The Freehold Borough K-8 School District Board of Education is expected to submit two options to the state as it seeks to determine how much New Jersey will contribute to a multimillion dollar construction plan.

The architectural firm of Fraytak, Veisz, Hopkins, Duthie developed multiple construction options that board members discussed earlier this month.

The board will meet on March 24 and may narrow the construction options to two plans, both of which will be submitted to state education officials, according to district administrators.

Freehold Borough administrators will then wait to hear how much of the tab the state will pick up for renovations, upgrades and additions to the Freehold Learning Center elementary school, the Park Avenue Elementary School and the Freehold Intermediate School.

A referendum could be placed before voters on Sept. 30. The two options under serious consideration check in at a cost of $21.39 million and $32.72 million.

District administrators said the work is needed to accommodate an increasing enrollment.

Superintendent of Schools Rocco Tomazic said the district’s enrollment is ahead of projections from a demographer.

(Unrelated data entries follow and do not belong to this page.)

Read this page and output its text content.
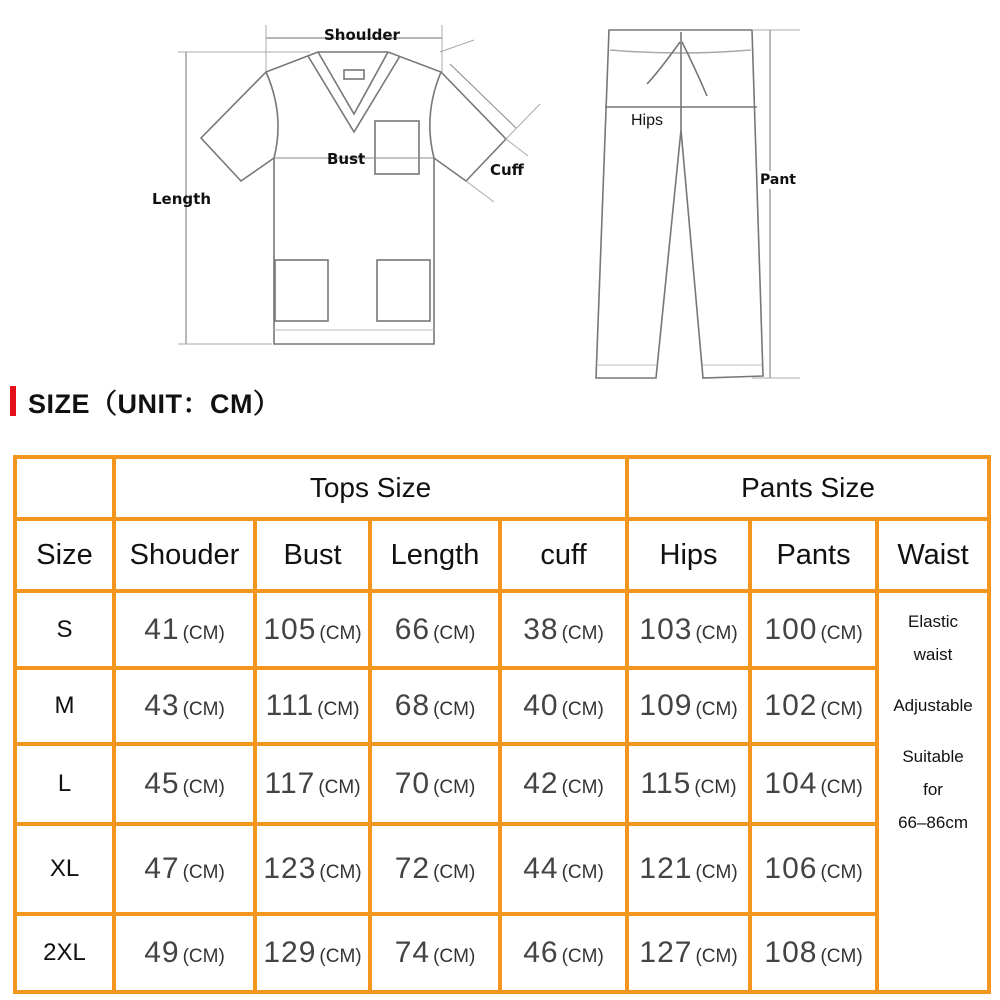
Shoulder
Bust
Length
Cuff
Hips
Pant
SIZE（UNIT：CM）
	Tops Size				Pants Size		
Size	Shouder	Bust	Length	cuff	Hips	Pants	Waist
S	41 (CM)	105 (CM)	66 (CM)	38 (CM)	103 (CM)	100 (CM)	
Elastic
waist
Adjustable
Suitable
for
66–86cm

M	43 (CM)	111 (CM)	68 (CM)	40 (CM)	109 (CM)	102 (CM)	
L	45 (CM)	117 (CM)	70 (CM)	42 (CM)	115 (CM)	104 (CM)	
XL	47 (CM)	123 (CM)	72 (CM)	44 (CM)	121 (CM)	106 (CM)	
2XL	49 (CM)	129 (CM)	74 (CM)	46 (CM)	127 (CM)	108 (CM)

Tomazic said the enrollment was 1,526 pupils on Sept. 21, 2012; 1,547 pupils on June 24, 2013; 1,570 pupils on Sept. 20, 2013; and 1,588 pupils on Feb. 12, 2014.

To compensate for a lack of space, district administrators have been renting four classrooms at the West Freehold Elementary School, Freehold Township, for several years and busing Freehold Borough kindergarten children to that facility.

Tomazic said plans for the 2014-15 school year call for Freehold Borough to also rent two classrooms at the Marshall W. Errickson School, Freehold Township, and to bus kindergarten pupils to that building as well.